Feminicidios, homicidios, parricidios, filicidios nos arropan paulatinamente en un manto de asombro al cual nos estamos acostumbrando, lo que demuestra que en algo estamos fallando. Una noticia de drama violento sucede a la otra con una cadencia cada vez más rápida.
Tengo más de 20 años denunciando la violencia insidiosa y perniciosa de nuestra sociedad por otro lado tan pujante, alegre y dinámica. Esta violencia es el precio que pagamos por vivir en una sociedad a velocidades variables y cada día más compleja; una sociedad contradictoria, a la vez reprimida y desinhibida. Nuestros nichos de violencia son casi invisibles a primera vista y, sin embargo, son bombas de tiempo que nos están explotando en la cara.
También he abogado sobre la importancia de la salud mental en todos los estratos sociales, con más énfasis en las personas en condición de vulnerabilidad que afrentan la violencia en muchos aspectos de sus vidas, tomando en cuenta que, según el experto español José Sanmartín, “la exclusión social multiplica por cuatro el riesgo de la violencia individual y colectiva”.
Un editorial de un periódico matutino de la pasada semana me pareció un tanto desconectado de la realidad cuando sugería que “para ir reduciendo estos crímenes horripilantes, el gobierno debe estimular a la población a denunciar los atropellos en su entorno familiar o barrial… Una vez comprobados los abusos, premiar al denunciante con una beca de estudios para él, su hijo, su pareja o a quien él elija. En el ámbito rural o sectores marginados, quien denuncie un abuso o una amenaza contra personas indefensas, se puede gratificar con una compra significativa en un colmado o supermercado cercano”.
No apoyo tampoco las “cruzadas religiosas nacionales” en contra de un “enemigo invisible”, propuestas por el CODUE como soluciones a las crisis de salud mental que se expresan en el ambiente familiar.
Propugnar por la generalización de las denuncias en nuestros barrios vulnerables y ligarlas a recompensas es un desacierto y un arma de doble filo que haría de nuestra gente una población de calieses.

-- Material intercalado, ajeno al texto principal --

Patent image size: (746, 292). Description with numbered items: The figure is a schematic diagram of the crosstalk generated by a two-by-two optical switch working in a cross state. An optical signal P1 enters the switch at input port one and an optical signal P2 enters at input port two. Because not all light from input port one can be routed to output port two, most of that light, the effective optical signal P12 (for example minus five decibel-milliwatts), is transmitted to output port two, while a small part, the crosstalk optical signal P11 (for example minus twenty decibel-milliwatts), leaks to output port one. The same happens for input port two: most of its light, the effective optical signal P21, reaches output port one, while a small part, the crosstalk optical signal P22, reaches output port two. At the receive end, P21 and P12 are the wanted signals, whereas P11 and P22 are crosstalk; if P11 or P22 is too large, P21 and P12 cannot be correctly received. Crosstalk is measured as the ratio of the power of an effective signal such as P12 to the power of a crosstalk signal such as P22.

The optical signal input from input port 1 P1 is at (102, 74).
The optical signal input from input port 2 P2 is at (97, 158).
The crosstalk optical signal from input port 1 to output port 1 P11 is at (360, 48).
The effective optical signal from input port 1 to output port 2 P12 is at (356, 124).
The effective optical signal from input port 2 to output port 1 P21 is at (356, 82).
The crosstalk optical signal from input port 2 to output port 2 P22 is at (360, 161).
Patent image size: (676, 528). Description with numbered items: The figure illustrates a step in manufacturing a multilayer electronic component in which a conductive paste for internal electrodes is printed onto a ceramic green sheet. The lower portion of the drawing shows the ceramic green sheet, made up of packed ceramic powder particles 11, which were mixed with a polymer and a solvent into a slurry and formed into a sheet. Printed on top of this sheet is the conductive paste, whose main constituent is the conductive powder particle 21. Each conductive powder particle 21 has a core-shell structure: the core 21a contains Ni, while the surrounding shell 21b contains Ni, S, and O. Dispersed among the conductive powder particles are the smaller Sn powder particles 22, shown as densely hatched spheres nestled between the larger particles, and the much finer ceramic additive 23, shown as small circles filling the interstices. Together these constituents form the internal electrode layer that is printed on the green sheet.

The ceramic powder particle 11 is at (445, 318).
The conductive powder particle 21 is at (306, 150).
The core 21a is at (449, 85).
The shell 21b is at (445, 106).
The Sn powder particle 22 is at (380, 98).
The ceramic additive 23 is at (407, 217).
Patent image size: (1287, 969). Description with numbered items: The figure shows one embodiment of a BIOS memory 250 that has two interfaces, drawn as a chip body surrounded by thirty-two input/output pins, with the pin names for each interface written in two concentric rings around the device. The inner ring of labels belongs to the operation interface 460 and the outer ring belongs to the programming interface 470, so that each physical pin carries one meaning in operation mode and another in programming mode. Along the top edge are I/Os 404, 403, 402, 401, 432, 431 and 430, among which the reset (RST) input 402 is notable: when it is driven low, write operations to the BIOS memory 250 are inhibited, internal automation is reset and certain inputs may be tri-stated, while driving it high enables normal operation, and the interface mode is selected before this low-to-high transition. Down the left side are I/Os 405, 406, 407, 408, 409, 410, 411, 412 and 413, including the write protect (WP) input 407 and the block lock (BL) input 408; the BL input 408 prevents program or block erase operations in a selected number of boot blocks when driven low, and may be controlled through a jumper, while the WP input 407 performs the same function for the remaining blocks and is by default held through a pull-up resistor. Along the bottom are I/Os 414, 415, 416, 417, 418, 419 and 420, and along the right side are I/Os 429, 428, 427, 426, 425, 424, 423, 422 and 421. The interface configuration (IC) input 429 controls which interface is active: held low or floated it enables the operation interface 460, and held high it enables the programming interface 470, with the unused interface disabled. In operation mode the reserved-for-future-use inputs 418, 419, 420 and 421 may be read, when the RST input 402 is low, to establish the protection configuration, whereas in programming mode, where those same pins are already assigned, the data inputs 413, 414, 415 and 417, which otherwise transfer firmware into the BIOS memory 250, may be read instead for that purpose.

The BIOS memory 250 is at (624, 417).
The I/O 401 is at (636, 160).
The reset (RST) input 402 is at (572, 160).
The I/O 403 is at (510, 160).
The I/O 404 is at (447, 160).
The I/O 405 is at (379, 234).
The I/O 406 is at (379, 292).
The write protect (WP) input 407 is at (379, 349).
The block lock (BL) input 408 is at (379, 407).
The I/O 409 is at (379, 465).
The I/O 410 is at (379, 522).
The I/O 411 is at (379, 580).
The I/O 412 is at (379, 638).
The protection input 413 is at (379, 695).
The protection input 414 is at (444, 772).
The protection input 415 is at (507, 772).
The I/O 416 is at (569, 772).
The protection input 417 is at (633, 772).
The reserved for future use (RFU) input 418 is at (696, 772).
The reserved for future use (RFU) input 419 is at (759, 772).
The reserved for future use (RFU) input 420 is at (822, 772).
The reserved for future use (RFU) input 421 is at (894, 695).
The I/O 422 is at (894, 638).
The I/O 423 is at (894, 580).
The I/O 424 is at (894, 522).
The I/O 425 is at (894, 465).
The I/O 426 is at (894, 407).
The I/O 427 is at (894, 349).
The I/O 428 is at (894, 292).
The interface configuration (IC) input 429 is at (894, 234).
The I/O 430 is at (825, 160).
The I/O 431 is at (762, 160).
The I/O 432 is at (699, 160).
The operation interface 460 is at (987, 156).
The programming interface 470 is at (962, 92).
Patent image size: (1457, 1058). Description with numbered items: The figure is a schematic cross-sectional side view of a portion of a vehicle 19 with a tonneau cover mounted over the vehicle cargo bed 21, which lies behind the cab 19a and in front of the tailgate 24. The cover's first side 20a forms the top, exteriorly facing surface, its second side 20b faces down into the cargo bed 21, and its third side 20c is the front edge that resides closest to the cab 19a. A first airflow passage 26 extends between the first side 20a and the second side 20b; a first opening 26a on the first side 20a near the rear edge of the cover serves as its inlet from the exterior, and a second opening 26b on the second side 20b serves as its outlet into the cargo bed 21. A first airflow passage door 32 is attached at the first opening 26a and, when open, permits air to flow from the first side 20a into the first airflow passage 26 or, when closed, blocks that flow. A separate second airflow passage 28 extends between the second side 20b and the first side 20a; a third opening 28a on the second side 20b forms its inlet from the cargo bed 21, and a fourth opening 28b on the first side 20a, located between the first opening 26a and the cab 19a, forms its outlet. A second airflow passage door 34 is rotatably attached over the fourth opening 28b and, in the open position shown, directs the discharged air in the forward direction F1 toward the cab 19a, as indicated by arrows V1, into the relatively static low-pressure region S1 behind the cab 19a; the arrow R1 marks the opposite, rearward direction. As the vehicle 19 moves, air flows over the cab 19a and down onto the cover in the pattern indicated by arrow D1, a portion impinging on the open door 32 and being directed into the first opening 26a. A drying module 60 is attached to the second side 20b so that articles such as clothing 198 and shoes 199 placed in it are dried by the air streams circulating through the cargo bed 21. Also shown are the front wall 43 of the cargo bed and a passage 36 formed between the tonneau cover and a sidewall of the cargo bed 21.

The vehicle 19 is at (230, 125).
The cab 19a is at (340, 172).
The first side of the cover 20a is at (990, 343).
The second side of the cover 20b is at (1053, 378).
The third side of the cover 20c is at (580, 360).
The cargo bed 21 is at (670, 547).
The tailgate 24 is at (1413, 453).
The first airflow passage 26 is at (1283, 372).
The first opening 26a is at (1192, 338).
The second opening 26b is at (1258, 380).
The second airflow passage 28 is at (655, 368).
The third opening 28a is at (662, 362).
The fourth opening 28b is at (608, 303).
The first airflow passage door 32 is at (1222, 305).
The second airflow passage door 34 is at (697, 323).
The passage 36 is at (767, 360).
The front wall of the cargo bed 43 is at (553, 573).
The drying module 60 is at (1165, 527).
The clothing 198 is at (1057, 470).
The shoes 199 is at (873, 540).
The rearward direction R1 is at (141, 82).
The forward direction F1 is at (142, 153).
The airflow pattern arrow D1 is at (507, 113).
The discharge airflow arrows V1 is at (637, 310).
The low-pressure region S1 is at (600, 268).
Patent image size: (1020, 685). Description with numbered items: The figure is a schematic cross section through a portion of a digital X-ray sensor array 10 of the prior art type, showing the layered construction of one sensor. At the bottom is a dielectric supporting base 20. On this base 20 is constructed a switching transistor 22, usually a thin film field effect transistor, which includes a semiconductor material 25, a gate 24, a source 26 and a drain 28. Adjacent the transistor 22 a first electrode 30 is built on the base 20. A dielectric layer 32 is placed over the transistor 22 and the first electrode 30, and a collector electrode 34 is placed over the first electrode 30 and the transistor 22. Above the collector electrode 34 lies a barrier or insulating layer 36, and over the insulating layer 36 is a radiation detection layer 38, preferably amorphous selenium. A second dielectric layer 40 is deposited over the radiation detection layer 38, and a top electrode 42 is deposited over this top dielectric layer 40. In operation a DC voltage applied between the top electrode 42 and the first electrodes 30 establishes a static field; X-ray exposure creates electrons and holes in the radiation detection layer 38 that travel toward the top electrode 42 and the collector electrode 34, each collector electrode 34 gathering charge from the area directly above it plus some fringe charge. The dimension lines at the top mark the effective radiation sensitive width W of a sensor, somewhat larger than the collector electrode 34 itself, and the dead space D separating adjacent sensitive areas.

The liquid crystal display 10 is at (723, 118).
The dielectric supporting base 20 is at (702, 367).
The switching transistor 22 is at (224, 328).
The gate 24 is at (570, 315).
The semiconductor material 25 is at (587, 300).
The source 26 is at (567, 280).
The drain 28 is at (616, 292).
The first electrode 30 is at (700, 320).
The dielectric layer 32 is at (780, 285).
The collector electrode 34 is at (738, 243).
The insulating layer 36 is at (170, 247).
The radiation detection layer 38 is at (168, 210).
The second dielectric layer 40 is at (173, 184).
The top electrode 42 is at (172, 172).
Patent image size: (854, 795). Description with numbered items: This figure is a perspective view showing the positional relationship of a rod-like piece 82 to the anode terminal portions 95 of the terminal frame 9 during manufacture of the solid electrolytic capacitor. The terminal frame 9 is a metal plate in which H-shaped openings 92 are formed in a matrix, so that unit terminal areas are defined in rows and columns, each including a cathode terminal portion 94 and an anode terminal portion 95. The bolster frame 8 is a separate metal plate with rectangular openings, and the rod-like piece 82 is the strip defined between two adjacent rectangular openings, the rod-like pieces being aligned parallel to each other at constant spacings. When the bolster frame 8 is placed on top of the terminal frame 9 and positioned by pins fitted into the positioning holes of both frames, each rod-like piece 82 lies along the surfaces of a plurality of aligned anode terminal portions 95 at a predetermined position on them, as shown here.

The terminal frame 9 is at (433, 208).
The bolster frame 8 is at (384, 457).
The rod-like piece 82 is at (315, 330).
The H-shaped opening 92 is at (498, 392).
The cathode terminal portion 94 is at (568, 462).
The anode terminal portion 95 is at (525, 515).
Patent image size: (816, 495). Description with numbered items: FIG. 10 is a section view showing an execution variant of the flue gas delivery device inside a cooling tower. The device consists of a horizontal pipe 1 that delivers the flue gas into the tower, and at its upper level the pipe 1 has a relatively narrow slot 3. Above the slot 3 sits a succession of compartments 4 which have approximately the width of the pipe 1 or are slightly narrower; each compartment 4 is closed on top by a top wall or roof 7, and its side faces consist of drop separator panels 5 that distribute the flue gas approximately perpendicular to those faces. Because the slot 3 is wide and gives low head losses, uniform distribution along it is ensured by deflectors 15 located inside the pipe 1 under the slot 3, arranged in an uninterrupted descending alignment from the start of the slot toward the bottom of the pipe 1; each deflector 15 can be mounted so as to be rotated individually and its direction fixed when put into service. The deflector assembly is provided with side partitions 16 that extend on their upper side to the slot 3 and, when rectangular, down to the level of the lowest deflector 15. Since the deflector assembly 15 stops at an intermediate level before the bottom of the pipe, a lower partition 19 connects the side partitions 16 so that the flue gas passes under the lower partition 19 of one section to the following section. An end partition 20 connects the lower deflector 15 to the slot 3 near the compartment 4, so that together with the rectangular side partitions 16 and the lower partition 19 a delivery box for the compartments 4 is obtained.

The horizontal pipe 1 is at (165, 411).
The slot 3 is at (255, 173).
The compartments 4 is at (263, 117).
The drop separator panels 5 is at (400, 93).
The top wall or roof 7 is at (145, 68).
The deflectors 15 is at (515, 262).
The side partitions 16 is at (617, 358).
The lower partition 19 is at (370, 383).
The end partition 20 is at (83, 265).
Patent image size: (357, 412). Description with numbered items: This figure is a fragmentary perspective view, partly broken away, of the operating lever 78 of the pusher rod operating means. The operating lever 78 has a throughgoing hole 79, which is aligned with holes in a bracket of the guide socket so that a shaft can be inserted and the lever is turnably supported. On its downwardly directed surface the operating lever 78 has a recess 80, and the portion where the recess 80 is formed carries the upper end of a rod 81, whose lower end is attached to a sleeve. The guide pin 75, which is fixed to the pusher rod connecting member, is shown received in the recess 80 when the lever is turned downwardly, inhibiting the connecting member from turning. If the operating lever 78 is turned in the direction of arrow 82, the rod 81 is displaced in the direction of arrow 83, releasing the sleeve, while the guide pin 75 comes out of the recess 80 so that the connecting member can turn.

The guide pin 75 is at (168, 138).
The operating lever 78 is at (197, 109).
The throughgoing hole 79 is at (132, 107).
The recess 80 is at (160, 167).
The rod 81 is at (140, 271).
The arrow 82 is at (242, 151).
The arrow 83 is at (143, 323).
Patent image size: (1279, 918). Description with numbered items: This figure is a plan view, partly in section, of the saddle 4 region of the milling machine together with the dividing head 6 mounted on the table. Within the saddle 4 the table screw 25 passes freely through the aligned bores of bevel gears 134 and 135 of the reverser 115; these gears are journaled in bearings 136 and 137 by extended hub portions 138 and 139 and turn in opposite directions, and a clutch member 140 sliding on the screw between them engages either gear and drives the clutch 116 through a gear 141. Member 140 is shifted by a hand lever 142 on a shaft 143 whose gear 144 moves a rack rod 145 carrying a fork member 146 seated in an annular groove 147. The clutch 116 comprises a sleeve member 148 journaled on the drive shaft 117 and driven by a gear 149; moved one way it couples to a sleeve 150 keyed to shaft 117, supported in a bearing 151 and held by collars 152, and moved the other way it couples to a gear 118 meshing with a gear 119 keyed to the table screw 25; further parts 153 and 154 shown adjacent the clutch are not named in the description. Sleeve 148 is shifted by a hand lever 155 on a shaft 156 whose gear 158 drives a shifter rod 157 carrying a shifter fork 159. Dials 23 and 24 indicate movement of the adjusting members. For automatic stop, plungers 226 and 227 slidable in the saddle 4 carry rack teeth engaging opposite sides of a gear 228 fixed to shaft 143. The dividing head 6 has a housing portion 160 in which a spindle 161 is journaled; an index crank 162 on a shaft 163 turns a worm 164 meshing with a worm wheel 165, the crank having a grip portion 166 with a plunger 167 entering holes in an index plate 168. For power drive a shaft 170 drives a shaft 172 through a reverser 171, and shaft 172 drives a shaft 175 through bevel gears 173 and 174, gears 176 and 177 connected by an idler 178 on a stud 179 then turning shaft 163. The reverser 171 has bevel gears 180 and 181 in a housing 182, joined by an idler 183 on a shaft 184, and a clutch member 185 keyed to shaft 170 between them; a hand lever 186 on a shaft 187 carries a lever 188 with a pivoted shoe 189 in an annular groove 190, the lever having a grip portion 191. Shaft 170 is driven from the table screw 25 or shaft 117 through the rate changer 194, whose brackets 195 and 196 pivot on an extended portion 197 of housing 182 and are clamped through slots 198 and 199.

Es también desconocer los mecanismos de protección existentes en cuanto a los abusos en general y a la niñez en particular. Es desconocer la realidad y el viacrucis de muchos denunciantes que no logran que los escuchen.
En numerosos casos el abuso intrafamiliar es secreto, silencioso, puede tener la anuencia de la misma madre cuando se trata de abusos a menores. Los castigos corporales a los niños son pan cotidiano y nadie se mete en un pleito de pareja. Además, existe una omertá o ley del silencio entre vecinos, la gente no quiere que se metan en sus cosas, no se meten en la vida de los demás y temen las represalias.
Uno de los componentes del problema es el de la falta de oportunidades y del bajo crecimiento que concierne el 38,47% de la población que se encuentra en situación de vulnerabilidad, según una encuesta reciente del SIUBEN.
Si bien esta población no tiene el monopolio de la violencia, ella vive en permanencia en condiciones de violencia, no posee herramientas para hacerle frente a los problemas cotidianos y no tiene recursos para atender su salud mental y la de sus hijos.
Está claro que se necesita con urgencia traducir el buen desempeño ecónomico dominicano en soluciones que ayuden a sacar una gran parte de la poblacion de la trampa del bajo crecimiento, o sea, del crecimiento con inequidad social que conduce, entre otros efectos negativos, a una diferencia abismal entre los derechos a la educación y salud de los diferentes sectores sociales.
A la par se requiere fomentar un cambio de cultura que deje de lado el patriarcalismo dominante, el machismo, la crianza con violencia y la doble moral exhibida en todos los estratos sociales.
Todo va de la mano, la violencia barrial, los abusos que se incuban en las familias, los incestos, los huérfanos de feminicidios; son a la vez causas y consecuencias de las explosiones de violencia que presenciamos. Hacen parte del lado oscuro de una sociedad que corre detrás de una inalcanzable estrella antes de poner orden en la casa.